Başvurucuların ise dosyadaki tanık ya da tanık beyanı niteliğindeki hiçbir bilgiden haberdar edilmesi, tanık delilini ve tanık beyanı niteliğindeki sair delilleri incelemesi ve dahi tanık sunmaları mümkün olmamaktadır. Gerek ihracın yöntemi sürecinde gerekse komisyon karar alma sürecinde adil usul işletmediğinden, esaslı bir delil aracı olarak tanıklık müessesesi de bu durumdan payını almıştır.

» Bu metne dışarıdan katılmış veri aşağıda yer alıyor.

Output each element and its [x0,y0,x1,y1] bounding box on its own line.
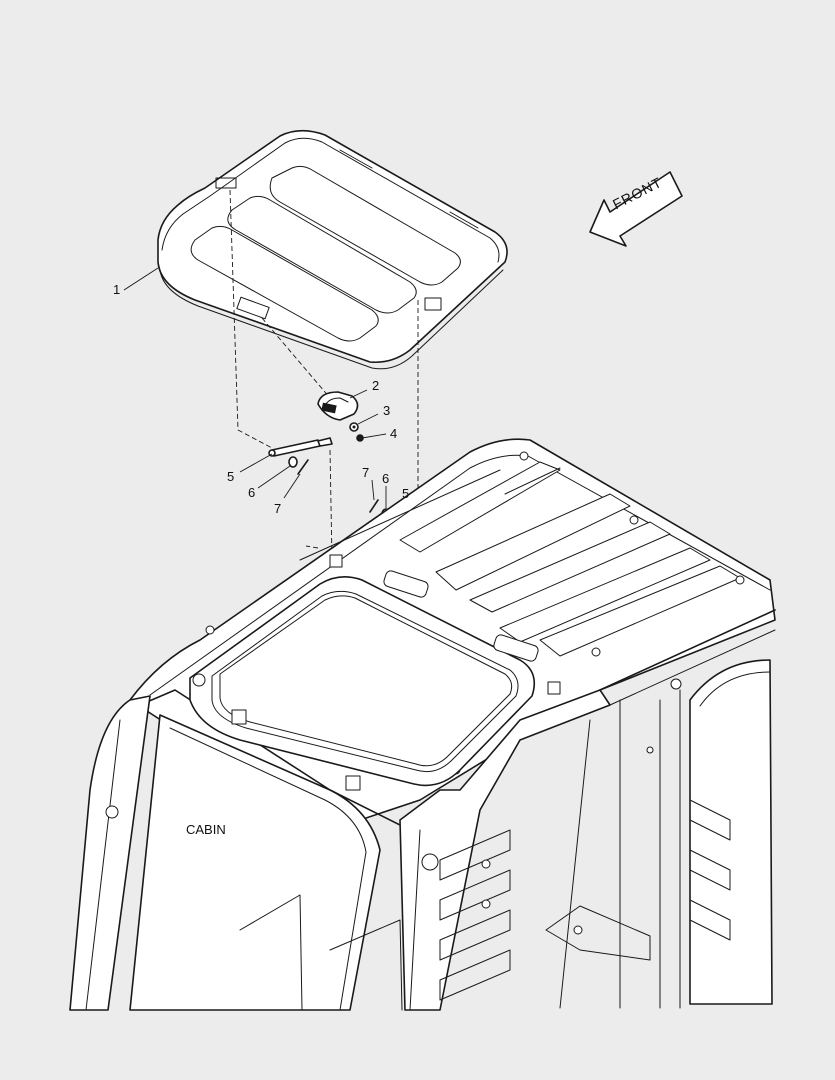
callout-5-right: 5 [402,486,410,501]
callout-6-left: 6 [248,485,256,500]
roof-hatch-opening [189,554,561,791]
callout-7-right: 7 [362,465,370,480]
front-direction-arrow [589,171,683,247]
washer-part-3 [349,422,359,432]
callout-4: 4 [390,426,398,441]
cabin-label: CABIN [186,822,226,837]
cabin-pillars-and-windows [69,609,776,1011]
callout-3: 3 [383,403,391,418]
pin-left [297,459,309,475]
pin-right [369,499,379,513]
callout-5-left: 5 [227,469,235,484]
gas-strut-left [268,437,333,457]
callout-7-left: 7 [274,501,282,516]
roof-hatch-panel [157,129,508,370]
callout-2: 2 [372,378,380,393]
callout-6-right: 6 [382,471,390,486]
latch-handle [317,391,359,421]
callout-1: 1 [113,282,121,297]
washer-left [288,456,298,468]
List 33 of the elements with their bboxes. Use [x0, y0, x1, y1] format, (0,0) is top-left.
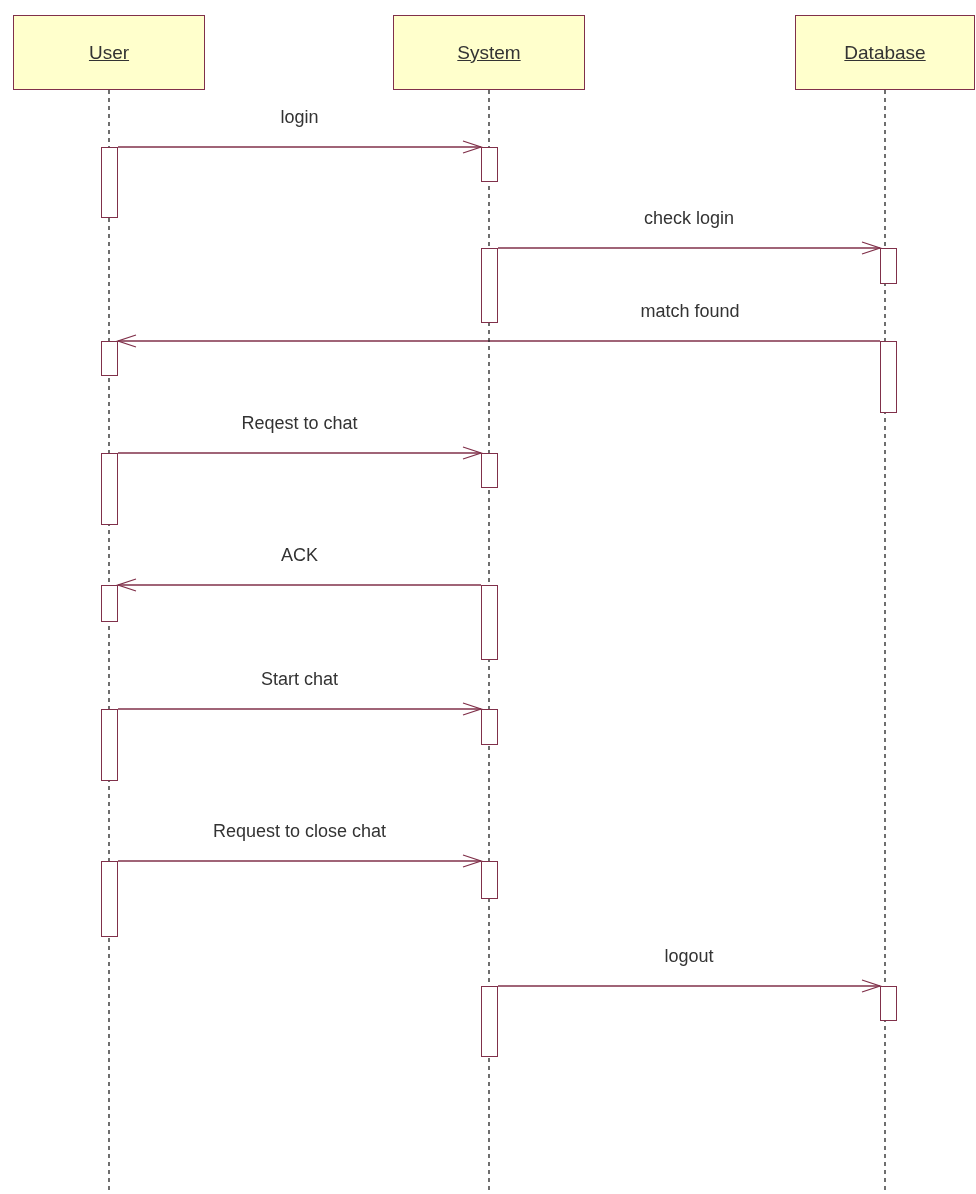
message-arrow — [117, 702, 482, 716]
activation-bar — [481, 248, 498, 323]
message-arrow — [497, 979, 881, 993]
message-label: logout — [662, 946, 716, 967]
activation-bar — [481, 585, 498, 660]
lifeline-header-box — [393, 15, 585, 90]
message-arrow — [117, 578, 482, 592]
activation-bar — [880, 248, 897, 284]
message-arrow — [117, 446, 482, 460]
activation-bar — [101, 453, 118, 525]
message-arrow — [117, 854, 482, 868]
message-arrow — [117, 140, 482, 154]
activation-bar — [481, 709, 498, 745]
lifeline-header-box — [795, 15, 975, 90]
activation-bar — [481, 861, 498, 899]
activation-bar — [101, 341, 118, 376]
activation-bar — [101, 147, 118, 218]
activation-bar — [481, 986, 498, 1057]
activation-bar — [481, 147, 498, 182]
message-arrow — [497, 241, 881, 255]
activation-bar — [880, 986, 897, 1021]
activation-bar — [101, 861, 118, 937]
message-label: login — [278, 107, 321, 128]
activation-bar — [101, 709, 118, 781]
lifeline-header-box — [13, 15, 205, 90]
participant-name: Database — [844, 41, 926, 64]
activation-bar — [481, 453, 498, 488]
activation-bar — [101, 585, 118, 622]
activation-bar — [880, 341, 897, 413]
message-label: Reqest to chat — [239, 413, 360, 434]
message-arrow — [117, 334, 881, 348]
participant-name: User — [88, 41, 130, 64]
participant-name: System — [457, 41, 521, 64]
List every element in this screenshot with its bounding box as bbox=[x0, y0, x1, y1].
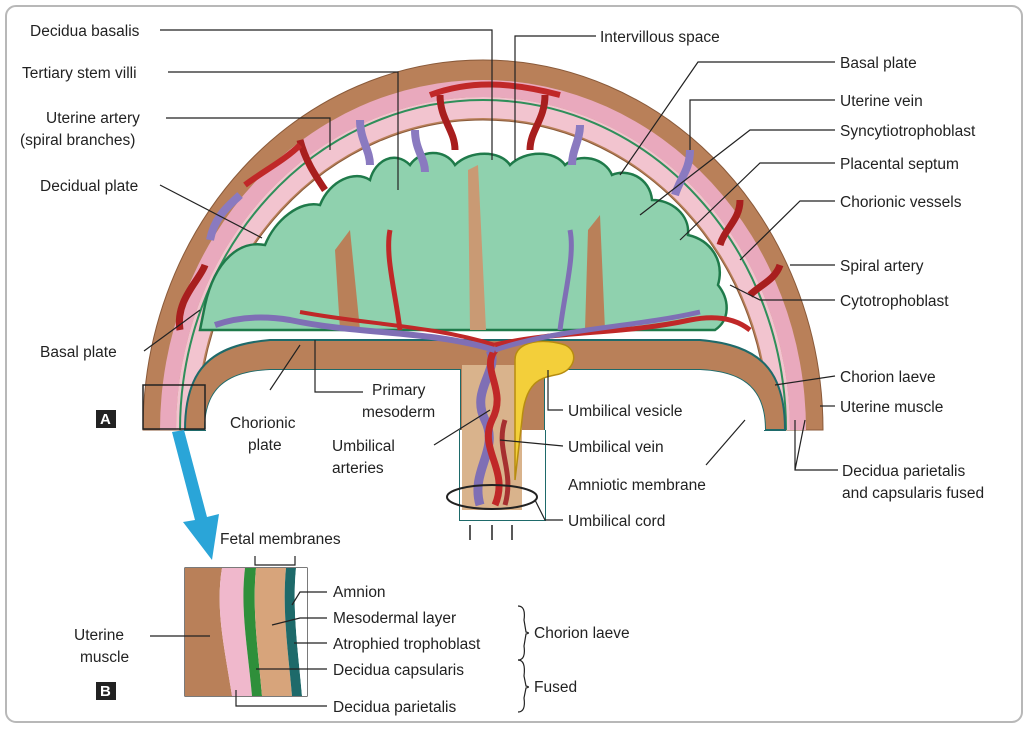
label-chorion-laeve-b: Chorion laeve bbox=[534, 625, 630, 642]
label-basal-plate-left: Basal plate bbox=[40, 344, 117, 361]
label-decidua-capsularis: Decidua capsularis bbox=[333, 662, 464, 679]
label-intervillous-space: Intervillous space bbox=[600, 29, 720, 46]
label-fetal-membranes: Fetal membranes bbox=[220, 531, 341, 548]
label-umbilical-vesicle: Umbilical vesicle bbox=[568, 403, 683, 420]
label-primary-mesoderm-2: mesoderm bbox=[362, 404, 435, 421]
label-syncytiotrophoblast: Syncytiotrophoblast bbox=[840, 123, 976, 140]
panel-b-letter: B bbox=[100, 683, 111, 700]
label-amniotic-membrane: Amniotic membrane bbox=[568, 477, 706, 494]
panel-a-letter: A bbox=[100, 411, 111, 428]
label-primary-mesoderm: Primary bbox=[372, 382, 426, 399]
label-umbilical-cord: Umbilical cord bbox=[568, 513, 665, 530]
label-decidua-basalis: Decidua basalis bbox=[30, 23, 140, 40]
label-amnion: Amnion bbox=[333, 584, 386, 601]
label-mesodermal-layer: Mesodermal layer bbox=[333, 610, 456, 627]
label-umbilical-arteries: Umbilical bbox=[332, 438, 395, 455]
label-chorionic-plate-2: plate bbox=[248, 437, 282, 454]
label-decidua-fused-2: and capsularis fused bbox=[842, 485, 984, 502]
label-uterine-vein: Uterine vein bbox=[840, 93, 923, 110]
label-decidua-fused: Decidua parietalis bbox=[842, 463, 965, 480]
label-atrophied-trophoblast: Atrophied trophoblast bbox=[333, 636, 481, 653]
label-uterine-muscle-b-2: muscle bbox=[80, 649, 129, 666]
label-uterine-artery: Uterine artery bbox=[46, 110, 140, 127]
label-spiral-artery: Spiral artery bbox=[840, 258, 924, 275]
label-cytotrophoblast: Cytotrophoblast bbox=[840, 293, 949, 310]
label-chorionic-plate: Chorionic bbox=[230, 415, 296, 432]
label-decidua-parietalis: Decidua parietalis bbox=[333, 699, 456, 716]
label-uterine-muscle: Uterine muscle bbox=[840, 399, 943, 416]
label-umbilical-vein: Umbilical vein bbox=[568, 439, 664, 456]
label-chorion-laeve: Chorion laeve bbox=[840, 369, 936, 386]
label-chorionic-vessels: Chorionic vessels bbox=[840, 194, 962, 211]
label-tertiary-stem-villi: Tertiary stem villi bbox=[22, 65, 137, 82]
label-decidual-plate: Decidual plate bbox=[40, 178, 138, 195]
fetal-membranes-detail bbox=[185, 568, 307, 696]
label-uterine-artery-sub: (spiral branches) bbox=[20, 132, 135, 149]
label-fused: Fused bbox=[534, 679, 577, 696]
label-umbilical-arteries-2: arteries bbox=[332, 460, 384, 477]
label-uterine-muscle-b: Uterine bbox=[74, 627, 124, 644]
label-basal-plate-right: Basal plate bbox=[840, 55, 917, 72]
label-placental-septum: Placental septum bbox=[840, 156, 959, 173]
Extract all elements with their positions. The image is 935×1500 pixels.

Sonuç olarak Komisyon, tüm bu kararlara ve temel içtihadı karar olan Le Compte kararına aykırı biçimde, hiçbir adil yargılama mekanizması işletmeyerek, etkisiz bir prosedür yolu olmuştur.
Demek ki Komisyon kararlarındaki “cezai sorumluluktan bağımsız değerlendirme” yaklaşımı AİHM hukukuyla taban tabana çelişik vaziyetedir. Mahkeme bilakis, esas hakkında bir ceza yargılaması kararı olmaksızın idari cezai disiplin –üstelik de memuriyete son verme biçiminde- tesisini ihlal olarak görmektedir.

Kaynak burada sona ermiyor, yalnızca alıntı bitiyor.